【小説】真神奇譚 第十八話
「あれから一年になりやすが旦那たちはどうしてやすかね」眩次は二日ぶりに顔を見せたお雪に言うでもなくひとり言のようでも無く呟いた。
「あんたは口を開けばそればっかりだね。そんなに心配ならあの滝で待ってたらどうだい」
「まあそう言わないで下さいよ。ずっと四国から一緒に旅をしてきたんですから旦那がいないと何か気が抜けたと言うかね」眩次は大きな溜息をついた。
「まったく男らしくないね。もう十分待ったんだからそろそろ四国に戻ったらどうだい」
「姉さんは相変わらず冷たいですね。旦那が戻ってきたらどうするんです。そのときあっしがいないと不義理てえもんでしょう」
「そうかね。それじゃまだここでしばらく暮らすのかい」お雪は呆れ顔で聞いた。
「そうは言ったもののあっしもそろそろ四国が恋しくなってきやしてね。潮時ですかね。姉さんとお別れするのは悲しいですが」
「何言ってんだいあたいの方は清々するよ。早いとこ四国でも何処へでも行っちまいな」
「それじゃ、もう一度語らずの滝まで行って旦那にお別れをしてからここを引き払うとしやしょうかね。姉さんも付き合っちゃくれやせんか」
「仕方ないね最後だって言うのなら付き合ってあげるよ。明日また来るよ」
翌日二人は連れ立って語らずの滝に向かった。この夜も一年前を思い出させるような厳しい冷え込みの夜だ。夜空には満月が輝いている。
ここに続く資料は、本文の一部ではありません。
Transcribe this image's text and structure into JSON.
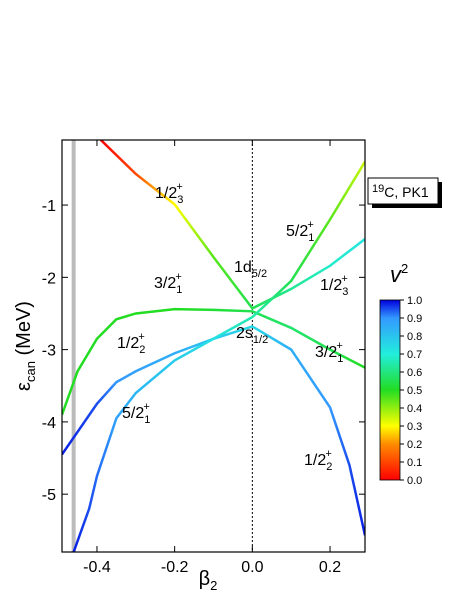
{
  "chart_data": {
    "type": "line",
    "xlim": [
      -0.49,
      0.29
    ],
    "ylim": [
      -5.8,
      -0.1
    ],
    "xticks": [
      -0.4,
      -0.2,
      {
        "value": 0,
        "label": "0.0"
      },
      0.2
    ],
    "yticks": [
      -1,
      -2,
      -3,
      -4,
      -5
    ],
    "x_label": {
      "symbol": "β",
      "sub": "2"
    },
    "y_label": {
      "symbol": "ε",
      "sub": "can",
      "unit": " (MeV)"
    },
    "vline": -0.46,
    "dashed_vline": 0,
    "colorscale": [
      [
        0,
        "#ff0000"
      ],
      [
        0.2,
        "#ff8c00"
      ],
      [
        0.3,
        "#ffff00"
      ],
      [
        0.5,
        "#22dd22"
      ],
      [
        0.7,
        "#22eedd"
      ],
      [
        0.9,
        "#3399ff"
      ],
      [
        1,
        "#0000dd"
      ]
    ],
    "colorbar": {
      "title": "v",
      "sup": "2",
      "ticks": [
        {
          "value": 0,
          "label": "0.0"
        },
        {
          "value": 0.1,
          "label": "0.1"
        },
        {
          "value": 0.2,
          "label": "0.2"
        },
        {
          "value": 0.3,
          "label": "0.3"
        },
        {
          "value": 0.4,
          "label": "0.4"
        },
        {
          "value": 0.5,
          "label": "0.5"
        },
        {
          "value": 0.6,
          "label": "0.6"
        },
        {
          "value": 0.7,
          "label": "0.7"
        },
        {
          "value": 0.8,
          "label": "0.8"
        },
        {
          "value": 0.9,
          "label": "0.9"
        },
        {
          "value": 1,
          "label": "1.0"
        }
      ]
    },
    "legend_box": {
      "sup": "19",
      "text": "C, PK1"
    },
    "series": [
      {
        "x": [
          -0.39,
          -0.3,
          -0.2,
          -0.1,
          0,
          0.1,
          0.2,
          0.29
        ],
        "values": [
          -0.1,
          -0.57,
          -0.99,
          -1.72,
          -2.43,
          -2.16,
          -1.84,
          -1.47
        ],
        "v2": [
          0.0,
          0.1,
          0.3,
          0.45,
          0.55,
          0.62,
          0.68,
          0.72
        ]
      },
      {
        "x": [
          -0.49,
          -0.45,
          -0.4,
          -0.35,
          -0.3,
          -0.2,
          -0.1,
          0,
          0.1,
          0.2,
          0.29
        ],
        "values": [
          -3.9,
          -3.3,
          -2.85,
          -2.58,
          -2.5,
          -2.44,
          -2.45,
          -2.47,
          -2.7,
          -3.0,
          -3.25
        ],
        "v2": [
          0.5,
          0.5,
          0.5,
          0.5,
          0.5,
          0.5,
          0.52,
          0.55,
          0.58,
          0.55,
          0.5
        ]
      },
      {
        "x": [
          -0.49,
          -0.4,
          -0.35,
          -0.3,
          -0.2,
          -0.1,
          0,
          0.1,
          0.2,
          0.25,
          0.29
        ],
        "values": [
          -4.45,
          -3.75,
          -3.45,
          -3.3,
          -3.05,
          -2.85,
          -2.68,
          -3.0,
          -3.8,
          -4.6,
          -5.57
        ],
        "v2": [
          0.98,
          0.95,
          0.9,
          0.88,
          0.85,
          0.8,
          0.75,
          0.85,
          0.9,
          0.95,
          0.98
        ]
      },
      {
        "x": [
          -0.46,
          -0.42,
          -0.4,
          -0.35,
          -0.3,
          -0.2,
          -0.1,
          0,
          0.1,
          0.2,
          0.29
        ],
        "values": [
          -5.8,
          -5.2,
          -4.75,
          -3.95,
          -3.6,
          -3.15,
          -2.85,
          -2.55,
          -2.05,
          -1.2,
          -0.4
        ],
        "v2": [
          0.98,
          0.95,
          0.93,
          0.88,
          0.83,
          0.78,
          0.73,
          0.65,
          0.55,
          0.45,
          0.35
        ]
      }
    ],
    "annotations": [
      {
        "text": "1/2",
        "sub": "3",
        "sup": "+"
      },
      {
        "text": "1d",
        "sub": "5/2"
      },
      {
        "text": "5/2",
        "sub": "1",
        "sup": "+"
      },
      {
        "text": "1/2",
        "sub": "3",
        "sup": "+"
      },
      {
        "text": "3/2",
        "sub": "1",
        "sup": "+"
      },
      {
        "text": "1/2",
        "sub": "2",
        "sup": "+"
      },
      {
        "text": "2s",
        "sub": "1/2"
      },
      {
        "text": "3/2",
        "sub": "1",
        "sup": "+"
      },
      {
        "text": "5/2",
        "sub": "1",
        "sup": "+"
      },
      {
        "text": "1/2",
        "sub": "2",
        "sup": "+"
      }
    ]
  }
}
「姉さん、今夜は格別冷え込みやすね。猫は寒さは苦手だと聞いてますが平気なんですか」
「あんたとは出来が違うんだよ。ぶつぶつ言ってないでさっさとお行き」
この冬は寒さは厳しかったが雪は少なく、月明かりも手伝って意外と早く滝壺までたどり着いた。滝はほとんど凍り付いて大きなつららと化し、月明かりに照らされて青白く輝いて見えた。
「この滝も今日で見納めと思うと寂しいですよ。旦那、本当はあっしも一緒に行きたかったんですよ。でもあっしは狸だこの結界は通れねえ。旦那は隠れ里でオオカミ仲間とうまくやってやすかね。やっぱりあっしがいないと心配でやすね」
「大の大人が泣くんじゃないよ。名残を惜しんだらさっさと帰るよ。さすがにこの寒さは応えるからね」
「じゃあ旦那、姉さんもああ言ってますんでお暇しやす。旦那もお達者で」
眩次がゆっくりと歩きだしたと同時に後ろにいた雪が驚いたような声を上げた。
「ちょっとお待ちよ。何か様子が変だよ」
眩次が振り返ると滝の裏側が光輝いて、今まで月明かりで白く輝いていた巨大なつららがオレンジ色の光に変わっていくのが見えた。
眩次と雪が呆然と眺めていると滝の裏の結界のあたりから以前聞いたことのある声がしてきた。